Photo by Matt OttoIt's really not dead, but the old ways of selling it are. The days when Levi's and Pendletons, sweat shirts and Katin board shorts sold themselves from a shack on Coast Highway are as gone as free beach parking.
Now, it's not even enough to package rash guards and wet suits with skateboard shoes and padded snowboard pants—and market the whole bundle as the “extreme sports lifestyle.” The young people are apparently over that, so the Camp's newest store goes one step beyond, bringing a glimmer of haute couture to the halfpipe.
Active's grand opening Oct. 6, in what used to be Billabong's first-ever showcase store, leaned heavily on its team of skaters, who shredded on indoor ramps while onlookers looked on. But the real news was the labels on the Active racks and their price tags: brands such as UHF, which sells sunglasses and complicated leather gauntlets to the echo-boomer set, and RVCA (pronounced Ruca), which clothes the skate/surf/snowboard set but lately has been swimming upstream, reaching upmarket with $200 jeans, car club jackets and T-shirts designed by artists.
These are two of the same labels you'd find across town at the Closet, Active's chief competitor, and that's because as they see more and more brands blur the distinction between activewear and nice clothes, retailers like Active are crossing the line, too. They're selling distressed jeans and one-of-a-kind graphics where once you'd just find, well, Billabong.
Is it skater clothes? Is it club gear, swami? Yesss. It is.

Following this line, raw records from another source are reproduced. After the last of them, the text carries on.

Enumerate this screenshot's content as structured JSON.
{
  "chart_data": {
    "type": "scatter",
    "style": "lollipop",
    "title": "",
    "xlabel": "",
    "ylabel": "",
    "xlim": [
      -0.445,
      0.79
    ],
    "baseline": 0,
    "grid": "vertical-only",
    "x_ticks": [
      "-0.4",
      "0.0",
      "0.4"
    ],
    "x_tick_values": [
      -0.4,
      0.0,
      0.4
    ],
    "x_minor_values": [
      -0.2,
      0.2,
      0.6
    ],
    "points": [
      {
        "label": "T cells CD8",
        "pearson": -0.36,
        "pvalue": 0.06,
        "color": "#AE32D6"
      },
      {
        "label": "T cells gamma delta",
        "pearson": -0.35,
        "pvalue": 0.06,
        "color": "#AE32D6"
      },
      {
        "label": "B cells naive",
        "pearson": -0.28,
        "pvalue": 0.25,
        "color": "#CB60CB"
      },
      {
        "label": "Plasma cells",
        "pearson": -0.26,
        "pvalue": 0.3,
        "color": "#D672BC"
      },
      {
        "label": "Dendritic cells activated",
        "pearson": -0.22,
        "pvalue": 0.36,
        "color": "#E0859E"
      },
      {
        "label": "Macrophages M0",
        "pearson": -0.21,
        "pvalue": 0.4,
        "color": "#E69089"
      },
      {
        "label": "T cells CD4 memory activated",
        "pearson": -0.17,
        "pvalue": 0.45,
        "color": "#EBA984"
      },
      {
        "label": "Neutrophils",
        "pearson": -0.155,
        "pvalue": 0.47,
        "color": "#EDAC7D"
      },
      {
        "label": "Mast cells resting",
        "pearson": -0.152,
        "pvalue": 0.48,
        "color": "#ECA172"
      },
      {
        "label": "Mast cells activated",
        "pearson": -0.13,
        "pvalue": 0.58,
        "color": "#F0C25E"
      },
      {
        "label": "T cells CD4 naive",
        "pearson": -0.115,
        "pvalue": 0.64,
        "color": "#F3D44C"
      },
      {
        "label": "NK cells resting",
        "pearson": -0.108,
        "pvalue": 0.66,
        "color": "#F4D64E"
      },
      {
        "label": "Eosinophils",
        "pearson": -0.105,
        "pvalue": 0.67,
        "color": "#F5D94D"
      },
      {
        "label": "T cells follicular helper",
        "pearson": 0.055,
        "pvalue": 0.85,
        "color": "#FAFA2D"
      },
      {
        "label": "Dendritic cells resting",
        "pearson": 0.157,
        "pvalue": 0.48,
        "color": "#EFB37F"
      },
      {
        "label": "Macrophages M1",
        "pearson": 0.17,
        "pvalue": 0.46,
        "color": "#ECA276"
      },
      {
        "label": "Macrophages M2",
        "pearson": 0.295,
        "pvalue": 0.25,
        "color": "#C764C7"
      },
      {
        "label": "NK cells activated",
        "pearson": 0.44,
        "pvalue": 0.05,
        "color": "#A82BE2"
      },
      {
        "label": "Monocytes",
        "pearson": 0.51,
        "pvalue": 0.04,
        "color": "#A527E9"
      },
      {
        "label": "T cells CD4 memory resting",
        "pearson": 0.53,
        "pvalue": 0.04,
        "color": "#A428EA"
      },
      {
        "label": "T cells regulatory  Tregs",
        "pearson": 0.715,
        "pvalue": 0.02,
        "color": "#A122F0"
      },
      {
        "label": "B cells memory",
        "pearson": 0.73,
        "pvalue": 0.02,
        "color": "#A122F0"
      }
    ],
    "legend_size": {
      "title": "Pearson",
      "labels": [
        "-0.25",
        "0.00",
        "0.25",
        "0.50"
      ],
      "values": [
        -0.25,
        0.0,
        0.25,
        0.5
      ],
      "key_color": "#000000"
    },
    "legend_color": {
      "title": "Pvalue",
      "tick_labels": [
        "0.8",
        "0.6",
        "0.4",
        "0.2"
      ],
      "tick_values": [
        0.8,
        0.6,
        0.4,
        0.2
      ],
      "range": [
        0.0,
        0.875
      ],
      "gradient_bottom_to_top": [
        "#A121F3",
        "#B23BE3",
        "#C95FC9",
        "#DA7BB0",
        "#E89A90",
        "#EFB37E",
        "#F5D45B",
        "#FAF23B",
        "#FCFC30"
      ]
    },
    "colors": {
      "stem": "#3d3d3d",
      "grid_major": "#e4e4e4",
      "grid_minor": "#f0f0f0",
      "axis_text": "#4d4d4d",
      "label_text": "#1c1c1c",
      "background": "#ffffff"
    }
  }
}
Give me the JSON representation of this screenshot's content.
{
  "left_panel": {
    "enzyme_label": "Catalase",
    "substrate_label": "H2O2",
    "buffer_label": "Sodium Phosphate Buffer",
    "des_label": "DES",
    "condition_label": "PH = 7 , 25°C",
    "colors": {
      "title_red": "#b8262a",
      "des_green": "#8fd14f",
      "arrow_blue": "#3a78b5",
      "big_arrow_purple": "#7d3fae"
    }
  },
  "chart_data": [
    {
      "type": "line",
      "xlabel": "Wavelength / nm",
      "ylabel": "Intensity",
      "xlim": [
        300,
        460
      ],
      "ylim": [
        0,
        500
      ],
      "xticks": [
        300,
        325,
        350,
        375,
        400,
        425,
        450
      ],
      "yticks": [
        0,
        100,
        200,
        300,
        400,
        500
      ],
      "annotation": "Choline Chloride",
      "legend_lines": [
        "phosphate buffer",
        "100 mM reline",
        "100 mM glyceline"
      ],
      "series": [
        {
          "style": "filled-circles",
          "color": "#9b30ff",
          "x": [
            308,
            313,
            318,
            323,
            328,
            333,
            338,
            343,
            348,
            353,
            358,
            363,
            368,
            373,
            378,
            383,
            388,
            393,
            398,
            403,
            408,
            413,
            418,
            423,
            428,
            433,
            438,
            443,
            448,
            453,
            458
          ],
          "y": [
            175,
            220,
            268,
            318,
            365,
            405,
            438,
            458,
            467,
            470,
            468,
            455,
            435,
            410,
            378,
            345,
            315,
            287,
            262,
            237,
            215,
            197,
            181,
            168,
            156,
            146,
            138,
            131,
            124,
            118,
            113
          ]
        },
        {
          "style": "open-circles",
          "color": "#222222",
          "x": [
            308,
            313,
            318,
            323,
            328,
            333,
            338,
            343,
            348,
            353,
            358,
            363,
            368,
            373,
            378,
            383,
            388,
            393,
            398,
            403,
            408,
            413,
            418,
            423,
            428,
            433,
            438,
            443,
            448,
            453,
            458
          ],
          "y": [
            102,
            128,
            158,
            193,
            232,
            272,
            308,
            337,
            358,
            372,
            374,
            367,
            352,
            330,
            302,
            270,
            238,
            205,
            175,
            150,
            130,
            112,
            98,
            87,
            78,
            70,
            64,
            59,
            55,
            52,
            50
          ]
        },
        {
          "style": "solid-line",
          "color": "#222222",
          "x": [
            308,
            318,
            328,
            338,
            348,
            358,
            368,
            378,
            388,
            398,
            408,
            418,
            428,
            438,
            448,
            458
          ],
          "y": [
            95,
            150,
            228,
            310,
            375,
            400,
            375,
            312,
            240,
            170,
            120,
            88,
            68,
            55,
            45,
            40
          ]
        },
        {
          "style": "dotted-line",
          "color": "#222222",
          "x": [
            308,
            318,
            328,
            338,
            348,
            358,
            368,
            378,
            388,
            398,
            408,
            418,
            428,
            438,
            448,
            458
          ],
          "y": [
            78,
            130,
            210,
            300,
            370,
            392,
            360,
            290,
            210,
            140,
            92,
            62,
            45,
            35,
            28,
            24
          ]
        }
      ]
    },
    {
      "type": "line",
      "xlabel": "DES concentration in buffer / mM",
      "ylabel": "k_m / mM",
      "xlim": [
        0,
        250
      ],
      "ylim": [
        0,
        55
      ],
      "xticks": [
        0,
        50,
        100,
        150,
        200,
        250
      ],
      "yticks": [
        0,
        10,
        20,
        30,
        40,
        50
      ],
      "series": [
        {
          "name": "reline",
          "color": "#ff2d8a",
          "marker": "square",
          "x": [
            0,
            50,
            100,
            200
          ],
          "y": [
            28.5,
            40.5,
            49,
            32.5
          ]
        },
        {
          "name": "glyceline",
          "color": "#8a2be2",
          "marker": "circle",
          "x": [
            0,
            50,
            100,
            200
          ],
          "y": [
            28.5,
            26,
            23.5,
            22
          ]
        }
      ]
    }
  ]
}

Active may be just a skateboard shop—just the best one around, as co-founder Shane Wallace told me—but its arrival in Costa Mesa means company men over at the Closet must be beating Japanese denim into swords. For war. War against Active, which really just wants peace.
“When you boil it right down, we're a sophisticated skateboard shop,” Wallace said, adding with a little aw-shucks that 40 percent of Active's business is skateboard shoes. Can't a man just sell some skateboard shoes?
“You look at the competition, and maybe the Closet is a good fashion shop, but that's their niche,” he said. “We're about the kids. We're not about marketing to a 35-year-old guy.” A guy like me.
The Closet people didn't call me back so I could ask them if it wasn't true they were selling the same stuff as Active—and if a rose by any other name would not smell so sweet. I also couldn't ask them if they'd please sell me something before I turn 35 and get West Nile and die. Because I'm old.
But here's what's really happening now that there's a new sheriff in town: labels such as UHF and RVCA are finding their stuff is available in twice as many places as before. They're starting to wonder if competing against themselves is such a great idea, after all.
“For a company to . . . expect us to open an account in a market that's already saturated is expecting too much,” says UHF co-founder Ray Weedman, who once could separate his business geographically—selling inland with Active, and on the coast at the Closet—until “an order for [the Active] Costa Mesa store just magically appeared without any discussion or anything.” And—overnight—his business doubled. Just like that. No, actually, he's still waiting.